Diese Woche war das Thema Pegida in allen Medien. Unter anderem sah sich die Tageszeitung »Daily Telegraph« genötigt, ihren Lesern in einem 90 Sekunden langen Internetvideo das Phänomen Pegida erst einmal zu erklären.
In Newcastle muss man Pegida hingegen nicht mehr erklären. Die Menschen in der Stadt mit 280 000 Einwohnern möchten zum einen nicht, dass Newcastle mit den rechtspopulistischen Islamkritikern in einem Zug genannt wird. Zum anderen wehren sie sich gegen die Vorstellung, dass dort diese Art rechter Propaganda gut ankomme. Newcastle sei eine freundliche und tolerante Stadt der Zuflucht, sagte Stadtrat David Stockdale der Lokalzeitung »Evening Chronicle« und lobte die kulturelle Vielfalt der nordenglischen Metropole und seiner Bürger: »Pegida zeichnet ein brutal entstelltes Bild des Islams. Es ist wichtig, dass wir dagegen aufstehen. Für mich als Nicht-Muslim ist es wichtig, mich gegen die verdrehten Vorurteile von Pegida auszusprechen.«
Pegida selbst behauptet, Newcastle habe man deshalb ausgewählt, weil sie dort besonders viel Rückhalt in der Bevölkerung bekommen hätten. Das verwundert Beobachter.

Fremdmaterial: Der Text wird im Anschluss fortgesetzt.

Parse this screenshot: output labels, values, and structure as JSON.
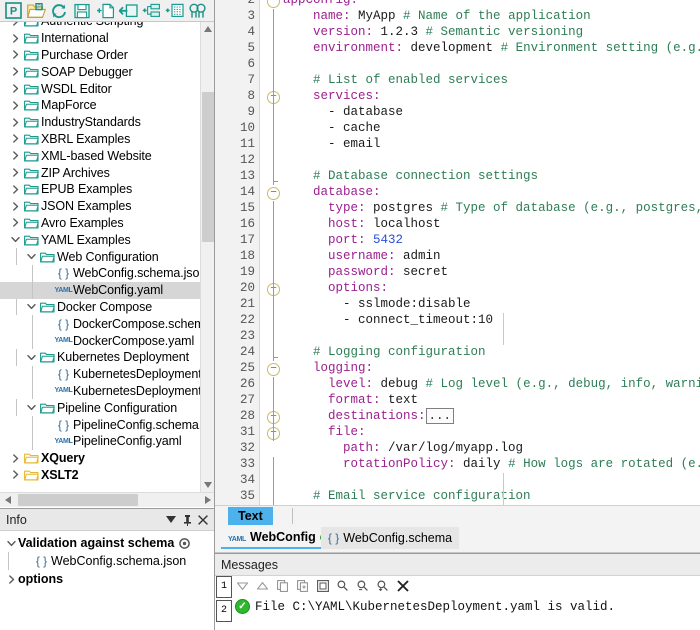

Zwar habe es in der Stadt über die Jahre auch immer wieder mal rassistisch motivierte Spannungen gegeben, wurde die Situation im »Chronicle« analysiert. Die Stadt »kann aber auch auf eine stolze Geschichte verweisen, in der für Toleranz und Verständnis gefochten wurde«.
Allerdings muss auch erwähnt werden, dass Pegida nicht die erste rechtsgerichtete und antimuslimische Organisation sein wird, die durch die Straßen Newcastles marschiert, wo der Anteil an Muslimen gerade einmal bei etwa bei 6,3 Prozent liegt. 2013 waren in der Stadt unmittelbar nach dem Mord an dem Soldaten Lee Rigby 1500 Menschen dem Aufruf der rechtsgerichteten English Defence League (EDL) gefolgt, um gegen Islamismus zu protestieren. Es waren dreimal so viele Menschen wie erwartet.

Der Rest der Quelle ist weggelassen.